In temperament, he was an inexhaustibly, relentlessly curious man — and, evidently, that insatiable curiosity extended to the sophomore class at Wheaton. But it may be that he enjoyed talking to me precisely because I was so young and naïve.
‘When can you come to Washington?’ the President would inevitably ask at the end of each conversation. I’d pull out my calendar and we’d make a date.
From there, Dave Powers would handle all the arrangements: a car to pick me up from the dorm, airline tickets and a black limo to the White House. On the way, I’d catch up on homework. On my second ‘date’ trip to Washington, in October 1962, I was greeted by a president who was not his usual ebullient self. He was tense, quiet and preoccupied, with dark bags under his eyes.
Only after I left did I discover that he was in the middle of what would become the most dramatic and tense episode of his presidency: the Cuban Missile Crisis. At that point, U.S. spy planes had discovered that the Soviets were secretly building nuclear missile bases only 90 miles from the American mainland.
Two weeks later, the U.S. was poised to invade Cuba and the newspapers were running estimates of how many would die in a nuclear exchange. That’s when Dave Powers summoned me back again.
I went directly upstairs as usual. The President was closeted for a long time with his closest advisers, and when he joined me he looked grave. At one point, after leaving the room to take an urgent call, he came back shaking his head and said to me: ‘I’d rather my children be red than dead.’
He’d just sent a letter to the Soviet premier, promising not to invade Cuba if Khrushchev removed the missiles. Now he was waiting, along with the rest of the world, for Khrushchev’s reply.
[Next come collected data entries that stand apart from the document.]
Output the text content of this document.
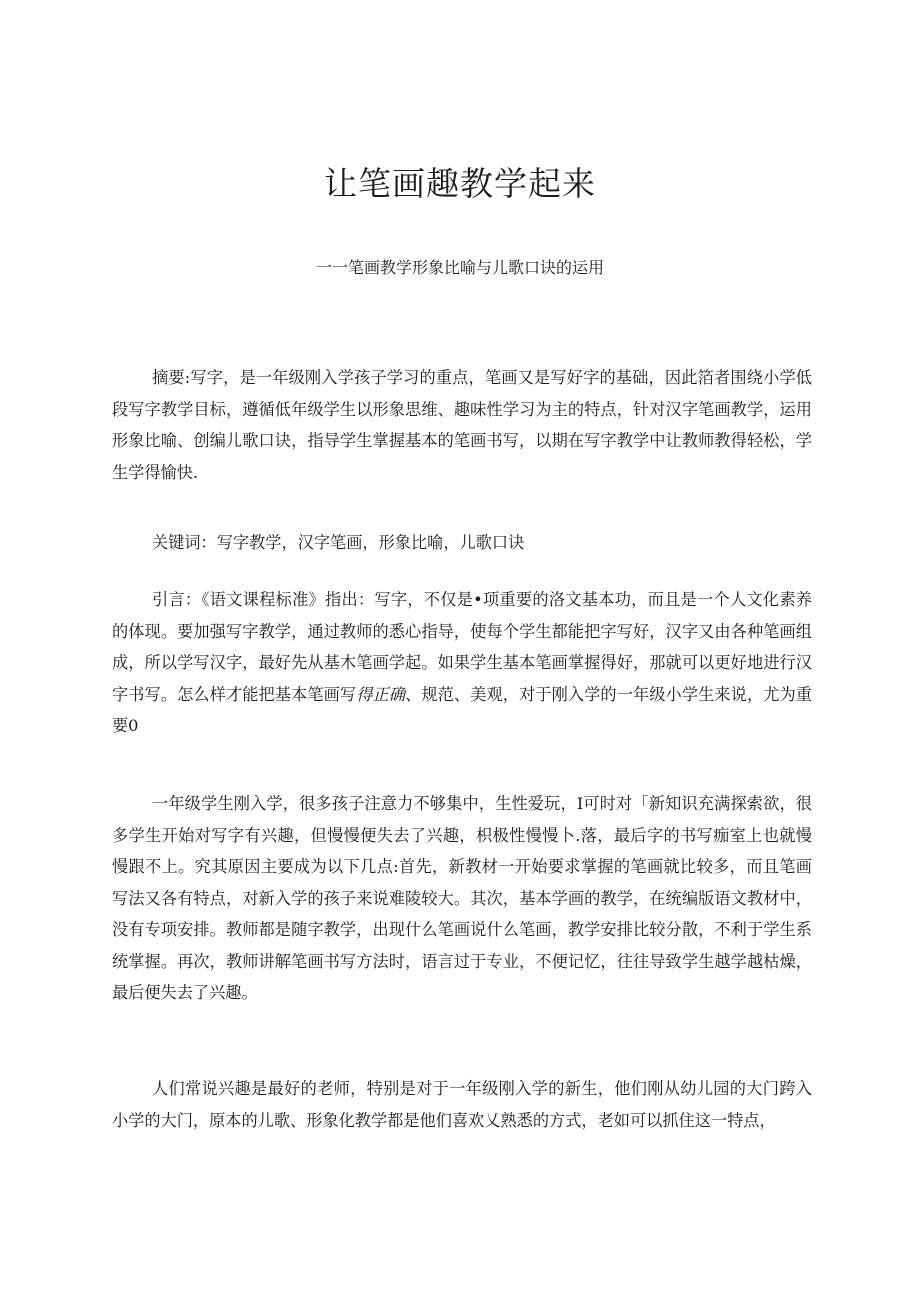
让笔画趣教学起来
一一笔画教学形象比喻与儿歌口诀的运用

摘要:写字，是一年级刚入学孩子学习的重点，笔画又是写好字的基础，因此箔者围绕小学低段写字教学目标，遵循低年级学生以形象思维、趣味性学习为主的特点，针对汉字笔画教学，运用形象比喻、创编儿歌口诀，指导学生掌握基本的笔画书写，以期在写字教学中让教师教得轻松，学生学得愉快.

关键词：写字教学，汉字笔画，形象比喻，儿歌口诀

引言：《语文课程标准》指出：写字，不仅是•项重要的洛文基本功，而且是一个人文化素养的体现。要加强写字教学，通过教师的悉心指导，使每个学生都能把字写好，汉字又由各种笔画组成，所以学写汉字，最好先从基木笔画学起。如果学生基本笔画掌握得好，那就可以更好地进行汉字书写。怎么样才能把基本笔画写得正确、规范、美观，对于刚入学的一年级小学生来说，尤为重要0

一年级学生刚入学，很多孩子注意力不够集中，生性爱玩，I可时对「新知识充满探索欲，很多学生开始对写字有兴趣，但慢慢便失去了兴趣，枳极性慢慢卜.落，最后字的书写痂室上也就慢慢跟不上。究其原因主要成为以下几点:首先，新教材一开始要求掌握的笔画就比较多，而且笔画写法又各有特点，对新入学的孩子来说难陵较大。其次，基本学画的教学，在统编版语文教材中，没有专项安排。教师都是随字教学，出现什么笔画说什么笔画，教学安排比较分散，不利于学生系统掌握。再次，教师讲解笔画书写方法时，语言过于专业，不便记忆，往往导致学生越学越枯燥，最后便失去了兴趣。

人们常说兴趣是最好的老师，特别是对于一年级刚入学的新生，他们刚从幼儿园的大门跨入小学的大门，原本的儿歌、形象化教学都是他们喜欢乂熟悉的方式，老如可以抓住这一特点，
That I was present in the residence on that evening strikes me now as surreal. God knows, I didn’t belong there. But it was intoxicating.
Although our get-togethers were always quite sexually charged, it wasn’t to be on this occasion. The President unwound by watching the Audrey Hepburn film Roman Holiday with Dave, and I went to sleep. An hour after I left the next day, the Soviets capitulated.
To my shame, I soon had a personal crisis of my own: my period was two weeks late. The President took the news in his stride, but he could hardly have been surprised. I knew nothing about birth control, and he never used protection with me (either because of his Catholicism or recklessness, I could never be sure).
An hour later, Dave called the dorm and told me to call a woman who could put me in touch with a doctor in New Jersey. The intermediary was a necessary precaution, because abortion was illegal.
That was pure Dave Powers: he handled the problem immediately, and with brute practicality. There was no talk about what I wanted, or how I felt, or what the medical risks might be.
In the end, it was a false alarm. I never did contact the doctor — and neither Dave nor the President referred to the subject again.